For the most part, they've succeeded. Since the sport returned to the Olympics in 1998, the men have won two silvers and three straight golds, while the women also have taken a medal all five times (two golds).
But the new event of mixed doubles is quirky, and the Canadian pair of Kaitlyn Lawes and John Morris—each of whom has won a gold medal in the traditional four-player game—started badly with a 9-6 loss to Norway. Since then, they've won seven straight, avenging their loss to Norway in the semifinals.
Norway battles the Olympic Athletes from Russia, who themselves rebounded from an opening disaster against the USA, in the bronze-medal game (7:05 p.m. ET). Canada faces Switzerland for gold (6:05 a.m. ET).
Will We See Short-Track Controversy?
When you put multiple skaters in a confined space where they're constantly going around corners, you're going to have collisions. You're going to have accusations and disqualifications.
The second day of short-track speedskating (5 a.m. ET) has plenty of possibilities for controversy. We'll see the quarterfinals, semifinals and finals in the women's 500 meters. We'll have the early heats of the men's 1,000 meters.
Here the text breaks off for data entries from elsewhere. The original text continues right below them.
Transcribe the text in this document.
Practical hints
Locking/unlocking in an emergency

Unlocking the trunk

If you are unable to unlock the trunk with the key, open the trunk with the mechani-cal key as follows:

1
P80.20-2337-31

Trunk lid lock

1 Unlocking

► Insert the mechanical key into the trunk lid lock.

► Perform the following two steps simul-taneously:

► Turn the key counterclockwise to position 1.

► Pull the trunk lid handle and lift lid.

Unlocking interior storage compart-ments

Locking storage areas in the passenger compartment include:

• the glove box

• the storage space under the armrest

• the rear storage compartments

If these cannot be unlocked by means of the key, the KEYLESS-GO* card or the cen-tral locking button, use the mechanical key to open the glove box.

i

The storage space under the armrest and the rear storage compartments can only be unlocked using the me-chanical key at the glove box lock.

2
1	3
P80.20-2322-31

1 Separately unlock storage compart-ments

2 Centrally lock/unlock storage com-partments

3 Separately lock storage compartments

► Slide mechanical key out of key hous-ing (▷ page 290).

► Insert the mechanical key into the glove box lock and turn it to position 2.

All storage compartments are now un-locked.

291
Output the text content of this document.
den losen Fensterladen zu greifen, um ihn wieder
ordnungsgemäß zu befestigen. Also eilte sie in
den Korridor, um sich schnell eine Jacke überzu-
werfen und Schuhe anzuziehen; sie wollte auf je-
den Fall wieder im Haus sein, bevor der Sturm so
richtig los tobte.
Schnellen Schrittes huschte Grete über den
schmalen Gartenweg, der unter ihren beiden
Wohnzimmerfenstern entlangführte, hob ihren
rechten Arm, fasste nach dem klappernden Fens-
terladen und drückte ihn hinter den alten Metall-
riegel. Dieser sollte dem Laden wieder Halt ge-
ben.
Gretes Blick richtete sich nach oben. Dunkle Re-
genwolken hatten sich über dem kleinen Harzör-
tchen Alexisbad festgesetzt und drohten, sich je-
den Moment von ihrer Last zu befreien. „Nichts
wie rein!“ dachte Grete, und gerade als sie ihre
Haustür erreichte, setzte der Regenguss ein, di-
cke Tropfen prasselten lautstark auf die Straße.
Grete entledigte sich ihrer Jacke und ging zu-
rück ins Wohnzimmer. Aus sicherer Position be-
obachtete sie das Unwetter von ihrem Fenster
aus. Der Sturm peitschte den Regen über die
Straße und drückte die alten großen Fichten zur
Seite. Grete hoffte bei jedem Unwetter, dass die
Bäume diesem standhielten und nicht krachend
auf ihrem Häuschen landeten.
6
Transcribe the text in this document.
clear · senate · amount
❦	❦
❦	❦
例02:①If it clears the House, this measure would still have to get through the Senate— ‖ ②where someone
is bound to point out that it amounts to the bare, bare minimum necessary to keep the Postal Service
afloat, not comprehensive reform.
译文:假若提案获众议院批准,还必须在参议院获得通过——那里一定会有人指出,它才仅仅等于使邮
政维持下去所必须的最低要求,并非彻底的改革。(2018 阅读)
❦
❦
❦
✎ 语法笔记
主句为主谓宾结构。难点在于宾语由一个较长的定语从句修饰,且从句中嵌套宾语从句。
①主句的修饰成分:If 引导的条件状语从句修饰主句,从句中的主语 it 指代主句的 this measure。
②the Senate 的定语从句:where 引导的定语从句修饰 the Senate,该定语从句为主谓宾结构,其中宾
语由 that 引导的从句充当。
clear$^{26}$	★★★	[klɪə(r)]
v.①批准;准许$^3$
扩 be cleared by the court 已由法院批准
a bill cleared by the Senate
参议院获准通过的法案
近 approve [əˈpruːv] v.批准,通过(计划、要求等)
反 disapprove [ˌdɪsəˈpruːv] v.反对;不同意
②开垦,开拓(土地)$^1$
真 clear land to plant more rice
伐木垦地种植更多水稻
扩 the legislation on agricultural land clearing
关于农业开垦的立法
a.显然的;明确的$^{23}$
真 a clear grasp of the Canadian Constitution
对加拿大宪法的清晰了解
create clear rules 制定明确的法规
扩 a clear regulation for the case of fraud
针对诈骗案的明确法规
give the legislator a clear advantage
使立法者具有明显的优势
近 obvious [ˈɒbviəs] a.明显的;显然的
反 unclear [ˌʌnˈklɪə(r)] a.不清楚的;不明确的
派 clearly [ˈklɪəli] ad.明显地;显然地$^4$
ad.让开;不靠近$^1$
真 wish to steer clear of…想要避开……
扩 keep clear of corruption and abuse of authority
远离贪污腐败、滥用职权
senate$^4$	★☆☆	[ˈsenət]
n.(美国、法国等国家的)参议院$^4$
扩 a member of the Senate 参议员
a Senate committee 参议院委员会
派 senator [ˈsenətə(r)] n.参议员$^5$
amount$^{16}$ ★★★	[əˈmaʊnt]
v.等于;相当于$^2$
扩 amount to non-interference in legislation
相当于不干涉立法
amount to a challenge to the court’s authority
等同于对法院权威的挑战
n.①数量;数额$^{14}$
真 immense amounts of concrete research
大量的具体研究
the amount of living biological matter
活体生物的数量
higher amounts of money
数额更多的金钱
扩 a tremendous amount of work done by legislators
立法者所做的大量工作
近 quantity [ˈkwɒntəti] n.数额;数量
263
Then there's the sheer chaos of the men's 5,000-meter relay heats (6:32 a.m.) just before the women's 500-meter final (7:07 a.m.).
The USA's Maame Biney is in the 500-meter quarterfinal against two skaters from China, which is never an easy task. In the men's 1,000 meters, we'll see Americans John-Henry Krueger and J.R. Celski. Those two men will join the USA for the relay as well.